À la une | publié le : 01.11.2022 | Pascale Braun, Caroline Crosdale, Lou-Eve Popper, Cécile Thibaud

En matière de comportements sexistes sur le lieu de travail, on peut toujours se rassurer en se disant qu’il existe pire ailleurs. C’est vrai. Ou se challenger en reconnaissant qu’il existe mieux ailleurs. C’est vrai aussi…

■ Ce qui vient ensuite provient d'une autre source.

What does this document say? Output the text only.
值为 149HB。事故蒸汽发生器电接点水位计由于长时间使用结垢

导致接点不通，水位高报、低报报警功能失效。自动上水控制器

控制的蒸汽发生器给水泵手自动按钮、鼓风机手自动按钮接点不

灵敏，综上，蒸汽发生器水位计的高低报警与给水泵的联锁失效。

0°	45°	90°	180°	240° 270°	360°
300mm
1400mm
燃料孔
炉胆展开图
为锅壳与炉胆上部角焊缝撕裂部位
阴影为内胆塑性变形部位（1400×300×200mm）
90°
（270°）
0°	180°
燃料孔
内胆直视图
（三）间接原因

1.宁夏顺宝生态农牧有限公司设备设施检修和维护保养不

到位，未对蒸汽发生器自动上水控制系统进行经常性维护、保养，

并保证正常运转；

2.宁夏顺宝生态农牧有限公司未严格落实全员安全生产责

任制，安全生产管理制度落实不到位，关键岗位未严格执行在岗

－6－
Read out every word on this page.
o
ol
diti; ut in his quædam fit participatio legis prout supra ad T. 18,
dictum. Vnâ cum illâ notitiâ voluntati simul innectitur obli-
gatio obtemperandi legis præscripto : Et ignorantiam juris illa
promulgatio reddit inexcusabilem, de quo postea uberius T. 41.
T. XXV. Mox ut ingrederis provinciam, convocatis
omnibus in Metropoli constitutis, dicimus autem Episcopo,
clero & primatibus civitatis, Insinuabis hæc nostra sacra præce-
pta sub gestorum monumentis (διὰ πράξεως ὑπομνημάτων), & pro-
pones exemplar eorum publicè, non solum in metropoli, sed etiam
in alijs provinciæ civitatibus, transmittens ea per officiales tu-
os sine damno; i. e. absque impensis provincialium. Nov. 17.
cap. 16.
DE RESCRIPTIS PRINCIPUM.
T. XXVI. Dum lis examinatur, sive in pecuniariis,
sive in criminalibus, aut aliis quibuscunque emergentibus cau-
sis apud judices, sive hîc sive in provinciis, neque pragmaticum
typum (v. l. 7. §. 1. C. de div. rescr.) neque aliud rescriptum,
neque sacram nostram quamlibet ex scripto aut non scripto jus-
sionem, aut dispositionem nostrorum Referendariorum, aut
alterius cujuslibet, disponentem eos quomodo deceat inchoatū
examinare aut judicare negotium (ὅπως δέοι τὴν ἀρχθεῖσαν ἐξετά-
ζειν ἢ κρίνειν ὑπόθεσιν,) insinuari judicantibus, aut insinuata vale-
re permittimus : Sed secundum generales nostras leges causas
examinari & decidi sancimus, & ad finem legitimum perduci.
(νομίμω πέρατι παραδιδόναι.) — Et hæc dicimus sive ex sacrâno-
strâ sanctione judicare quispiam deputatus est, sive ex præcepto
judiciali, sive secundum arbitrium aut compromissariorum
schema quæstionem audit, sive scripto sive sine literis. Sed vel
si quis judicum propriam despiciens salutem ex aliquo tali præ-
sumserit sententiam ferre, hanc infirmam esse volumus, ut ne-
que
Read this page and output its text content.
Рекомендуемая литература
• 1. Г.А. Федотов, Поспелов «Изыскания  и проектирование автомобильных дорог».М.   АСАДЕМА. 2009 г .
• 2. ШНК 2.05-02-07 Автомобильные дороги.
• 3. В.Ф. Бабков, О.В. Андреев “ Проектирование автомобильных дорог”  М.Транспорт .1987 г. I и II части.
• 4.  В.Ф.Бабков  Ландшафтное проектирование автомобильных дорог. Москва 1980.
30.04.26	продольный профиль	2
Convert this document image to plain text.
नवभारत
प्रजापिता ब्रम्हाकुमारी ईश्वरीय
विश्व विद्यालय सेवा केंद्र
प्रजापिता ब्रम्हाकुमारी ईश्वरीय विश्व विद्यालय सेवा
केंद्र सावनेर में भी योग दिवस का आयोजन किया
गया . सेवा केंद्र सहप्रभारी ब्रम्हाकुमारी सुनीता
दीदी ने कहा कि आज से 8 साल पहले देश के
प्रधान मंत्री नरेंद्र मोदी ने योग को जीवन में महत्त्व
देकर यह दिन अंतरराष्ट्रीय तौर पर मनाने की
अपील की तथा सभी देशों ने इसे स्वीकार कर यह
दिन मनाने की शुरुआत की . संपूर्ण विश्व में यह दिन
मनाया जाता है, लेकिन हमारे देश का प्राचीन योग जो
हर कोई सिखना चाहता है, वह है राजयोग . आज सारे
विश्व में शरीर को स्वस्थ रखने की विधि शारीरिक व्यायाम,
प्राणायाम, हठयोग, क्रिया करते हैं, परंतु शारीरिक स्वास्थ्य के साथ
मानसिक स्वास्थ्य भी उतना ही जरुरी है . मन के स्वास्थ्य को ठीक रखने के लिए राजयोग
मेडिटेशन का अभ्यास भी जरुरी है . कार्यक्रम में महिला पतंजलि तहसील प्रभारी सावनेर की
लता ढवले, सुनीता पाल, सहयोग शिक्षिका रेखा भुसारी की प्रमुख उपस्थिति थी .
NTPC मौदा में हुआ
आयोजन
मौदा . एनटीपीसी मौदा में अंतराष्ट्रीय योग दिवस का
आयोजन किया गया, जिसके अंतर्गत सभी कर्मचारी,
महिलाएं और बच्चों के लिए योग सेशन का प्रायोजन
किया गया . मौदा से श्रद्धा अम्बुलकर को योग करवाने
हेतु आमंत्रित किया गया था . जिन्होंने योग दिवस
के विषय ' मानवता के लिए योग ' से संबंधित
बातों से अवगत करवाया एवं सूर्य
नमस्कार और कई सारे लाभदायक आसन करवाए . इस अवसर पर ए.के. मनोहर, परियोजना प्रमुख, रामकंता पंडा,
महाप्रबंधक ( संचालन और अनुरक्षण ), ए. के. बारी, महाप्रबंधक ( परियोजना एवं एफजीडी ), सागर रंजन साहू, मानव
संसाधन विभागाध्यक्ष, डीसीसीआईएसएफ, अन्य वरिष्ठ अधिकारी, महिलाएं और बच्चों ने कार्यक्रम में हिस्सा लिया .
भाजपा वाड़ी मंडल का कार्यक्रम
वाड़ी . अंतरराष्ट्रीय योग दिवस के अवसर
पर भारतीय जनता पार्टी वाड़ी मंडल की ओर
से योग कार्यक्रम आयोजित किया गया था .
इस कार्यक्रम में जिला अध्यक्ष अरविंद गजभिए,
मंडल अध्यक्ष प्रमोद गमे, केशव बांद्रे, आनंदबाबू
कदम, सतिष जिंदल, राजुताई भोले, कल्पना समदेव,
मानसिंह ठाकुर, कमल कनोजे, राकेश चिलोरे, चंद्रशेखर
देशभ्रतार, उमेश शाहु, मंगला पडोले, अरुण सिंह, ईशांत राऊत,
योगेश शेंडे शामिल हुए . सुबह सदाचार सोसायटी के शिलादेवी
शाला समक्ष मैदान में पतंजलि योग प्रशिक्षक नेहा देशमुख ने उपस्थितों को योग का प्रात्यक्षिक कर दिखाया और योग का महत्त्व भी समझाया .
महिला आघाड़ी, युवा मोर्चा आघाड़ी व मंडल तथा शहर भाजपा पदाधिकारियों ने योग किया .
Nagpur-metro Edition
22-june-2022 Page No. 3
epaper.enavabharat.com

États-Unis : 90 % des personnes concernées par des comportements sexistes au travail préfèrent se taire

Jamie Fiore Higgins gagnait très bien sa vie chez Goldman Sachs. Lorsqu’elle a finalement décidé de partir en 2016, elle empochait 875 000 $ par an. Mais à quel prix ! Dans son livre de souvenirs « Bully Market » (« Le Marché de l’intimidation »), la jeune mère évoque les meuglements de ses collègues, lorsqu’elle s’en allait dans la salle de lactation pour tirer son lait. Elle a aussi gardé en mémoire le classement des femmes sur les brochures de la banque selon la taille de leurs seins, la forme de leur derrière et la longueur de leurs jambes. Un souvenir vieux de plusieurs années, qui n’aurait pas survécu à la vague #MeToo ? Pas si sûr. Jamie Fiore Higgins indique qu’une centaine de lectrices lui ont avoué connaître aujourd’hui le même type de blagues lourdingues dans leur entreprise. Le sexisme au travail a la vie dure. Et traverse un vaste spectre d’industries de la finance de Wall Street aux fast-foods en passant par la politique. Selon le cabinet juridique Outten &Golden, 90 % des petites mains féminines de la restauration rapide ont connu le harcèlement sexuel, de la mauvaise blague au toucher d’un sein. C’est ainsi que la chaîne Del Taco, dont le siège est en Californie, a été condamnée en 2020 à une amende d’1,25 million de dollars pour propositions indécentes d’un manager et commentaires vulgaires.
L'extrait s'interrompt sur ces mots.